A agenda descarbonizante é uma realidade global e precisa ser encarada de frente. O Pacto Verde europeu não incide apenas em cima de seus países membros, mas puxa parte do restante do mundo nessa mesma direção e joga para escanteio quem não seguir as regras. O que adianta safras recordes brasileiras se podemos não ter espaço para escoar os produtos que não passarem pelo padrão ambiental exigido? E ainda, numa forte concorrência global, se o Brasil não fizer o dever de casa, alguém toma o seu lugar.
Além de cobrar a já apelidada “taxa do mercado de carbono” para entrada no bloco de aço, ferro, alumínio, eletricidade, fertilizantes e cimento, a União Europeia ainda impõe o rastreamento dos produtos agropecuários. O objetivo é impedir a entrada de agropecuários e extrativistas que tenham relação com o processo de desmatamento. E isso vale para toda a cadeia e não somente ao cultivo principal. Ou seja, qualquer traço em um elo mínimo do processo produtivo, já é motivo para o veto.
Assim, os exportadores agrícolas terão incorporado entre as suas atividades a da fiscalização não só sobre seus negócios diretos, mas de todos os que perpassem por ele. Mesmo que estejam com tudo aparentemente certo, podem ser barrados caso, por exemplo, tenham usado adubo ou ração de terceiros com irregularidades socioambientais.
Para inglês ver E não adianta tentar repetir a maquiagem histórica "para inglês ver” – expressão surgida na primeira metade do século 19, quando a Inglaterra, por interesses econômicos, tentou abolir a escravidão no mundo.
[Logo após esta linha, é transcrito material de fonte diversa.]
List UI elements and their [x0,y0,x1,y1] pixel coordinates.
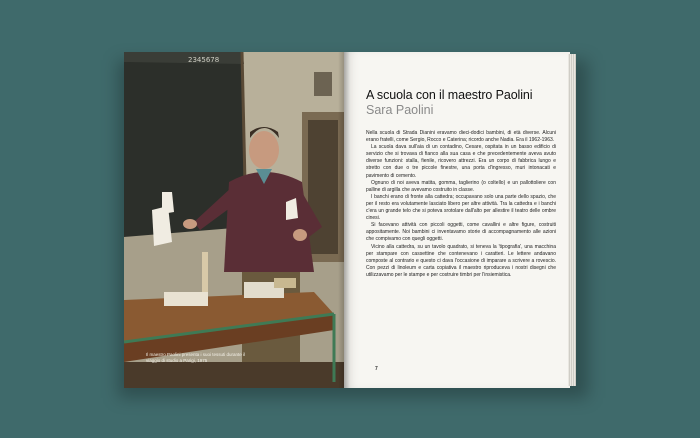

Na ocasião, o Brasil adotou uma série de leis e medidas só para constar, mas sem efeitos reais. Ou seja, se estabeleceu ai outra realidade burocrática do país: as leis que não pegam.
E como as exigências internacionais não dissociam o ambiental do social, as explorações trabalhistas ou desrespeitos as questões humanitárias durante o processo produtivo, podem ter um peso negativo para as exportações do Brasil.
Trabalho análogo ao escravo As recentes denúncias de trabalho análogo ao escravo não apenas escandaliza o mundo, mas sinaliza que o Brasil ainda convive com a Idade Média e portanto, muito longe das urgentes exigências de adequação. As exigências europeias para o rastreamento da cadeia não restringe ao ambiental, mas com um forte peso social. E não tem faltado denúncias e escândalos envolvendo o Brasil com essas práticas.
Green Deal
O Pacto Verde Europeu pode afetar principalmente as exportações de soja, cacau, café e carne. Estima-se que 80% dos produtos nacionais possam não estar adequados. O que complica ainda mais a situação para Brasil é que o europeu não faz distinção se o desmatamento é considerado legal ou ilegal. Ou seja, de nada adianta tentar “esquentar” a documentação, recurso que já é um velho conhecido da indústria madeireira em que, através de uma série de manobras burocráticas, consegue-se "legalizar" o material fruto da extração irregular. Sendo assim, o recursos de deixar a porteira aberta para a boiada da irregularidade passar não vai adiantar porque depois não vai ter como passar pelo funil da importação europeia.
O Green Deal tem por objetivo tornar a Europa, o primeiro continente neutro em termos climáticos até 2050. A legislação do bloco deixa bem claro, que a empresa para entrar com seus produtos deve apresentar o mapeamento de toda a cadeia produtiva e qualquer traço registrado ou que gere dúvidas já é suficiente para o bloqueio.
No ano passado, antes do endurecimento das exigências ambientais, o Brasil tinha realizado exportações no valor de US$ 18 bilhões para a União Europeia em produtos agropecuários. O setor precisa de adequar o mais rápido possível. Caso contrário, terá que destinar grande parte de sua safra para o mercado interno ou se submeter aos países menos conscientes, que certamente vão querer barganhar e puxar os preços para baixo tentando levar alguma vantagem diante dessa fragilidade brasileira.